Brutstoppmethode

  • Im iT-Magazin (Ausgabe 2/2011) wurde die Brutstoppmethode beschrieben.
    Hier gibt's dazu eine Kurzbeschreibung:
    http://www.bienen-sense.ch/201…ode-zur-vorroabekampfung/


    Meine Frage in die Runde: Wer hat damit bereits Erfahrungen gesammelt? Funktioniert das?
    Und wer nutzt dabei eventuell diese "Königinnen-Isolatoren"? Taugen die?
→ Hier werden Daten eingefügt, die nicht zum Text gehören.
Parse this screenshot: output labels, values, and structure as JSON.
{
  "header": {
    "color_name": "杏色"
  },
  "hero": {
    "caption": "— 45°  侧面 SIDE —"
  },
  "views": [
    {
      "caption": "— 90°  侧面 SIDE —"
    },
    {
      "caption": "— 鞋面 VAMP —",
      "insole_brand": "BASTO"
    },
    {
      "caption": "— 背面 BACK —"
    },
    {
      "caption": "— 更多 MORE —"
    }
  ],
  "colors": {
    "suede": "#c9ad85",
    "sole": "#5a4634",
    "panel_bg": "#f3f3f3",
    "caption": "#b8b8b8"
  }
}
    "Moral ohne Sachverstand ist naiv und manchmal sogar gefährlich"

  • Ich habe einen Vortrag auf der Apimondia dazu gehoert, da haben sie das Kaefigen der Queen mit verschiedenen Behandlungsmitteln kombiniert (50 Voelker je Experiment meine ich)
    Tatsaechlich war bei Thymol eine verbesserte Wirkung (von 78% auf 95,4%) zu sehen - allerdings gingen beim Kaefigen auch 12% der Koeniginnen verloren.
    Das Kaefigen der Queen fuer 26 Tage und anschliessende OS verdampfen liess 98,5% der Milben fallen (gegenueber 14,2% wenn man die Queen weiter frei legen laesst). Das Traeufeln ohne Queen-Kaefigen war uebrigens effizienter als das Verdampfen (23,6% vs. 14,2%) aber auch das wurde durch das Kaefigen ebenfalls gesteigert (auf 89,4%). Auch Milchsaeure-Behandlung wurde durch das Kaefigen gesteigert (auf 80,1%).
    Interessanterweise brachte das Kaefigen bei AS gar nichts - auch ohne Kaefig bei bestehender Brut 94,5%.
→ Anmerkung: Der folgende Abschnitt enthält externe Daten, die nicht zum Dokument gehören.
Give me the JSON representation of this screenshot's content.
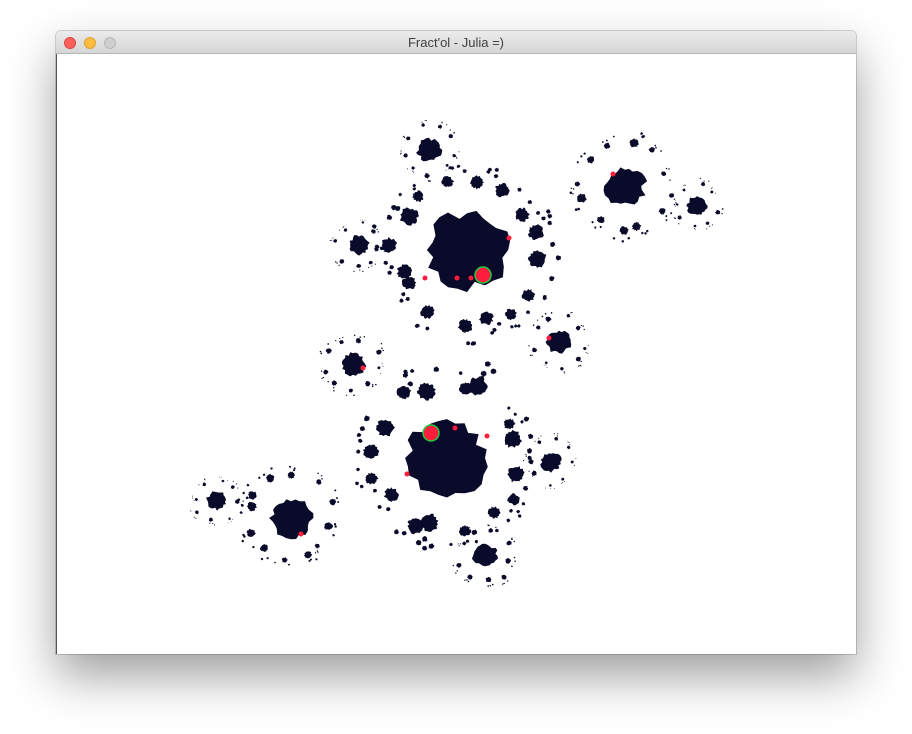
{
  "window": {
    "title": "Fract'ol - Julia =)",
    "buttons": {
      "close": "close",
      "minimize": "minimize",
      "zoom": "zoom"
    }
  },
  "canvas": {
    "fractal_type": "julia",
    "colors": {
      "background": "#ffffff",
      "set_fill": "#0a0a2a",
      "accent_red": "#ff1c3c",
      "accent_green": "#22cc44"
    }
  }
}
    Generell wurde empfehlen, eher gross zu kaefigen (eben ganze Wabe oder sowas) da dies die Koeniginnenverluste reduziert.


    Ich fand es ganz interessant und biologisch nachvollziehbar aber da auch gezeigt wurde, dass AS alleine eben schon sehr effizient ist ohne dafuer nun Koeniginnen suchen und einsperren zu muessen, werde ich es wohl nicht eingehender testen...aber ev. probiert es ja mal wer hier aus und berichtet?


    Gruesse
    Melanie

  • Es gibt ja eine Reihe von Varianten der Brutunterbrechung. Auch die Teilen-und-Behandeln-Methode nach Liebig ist eine davon.
    Ich würde aber eine Methode vorziehen, die die Völker weniger schwächt - gerade im Spätsommer, wenn die Winterbienen gezogen werden. Da käme also eher Liebig in Frage als das Käfigen der Königin. Ich werden das nächstes Jahr mal ausprobieren, weil ich mit der AS-Behandlung dieses Jahr nicht zufrieden bin.


    Gruß Wolfgang

    Unfähigkeit nimmt, aus der Ferne betrachtet, gern die Gestalt des Verhängnisses an (G. Haefs)

  • Ja, das kommt dem Bannwabenverfahren schon sehr nahe. Hab ich vor mehr als 25 Jahren ausprobiert, damals war allerdings auf nur eine Waben bannen Standard. Funktioniert auch gut, wenn man mit so intensiven Eingriffen arbeiten mag.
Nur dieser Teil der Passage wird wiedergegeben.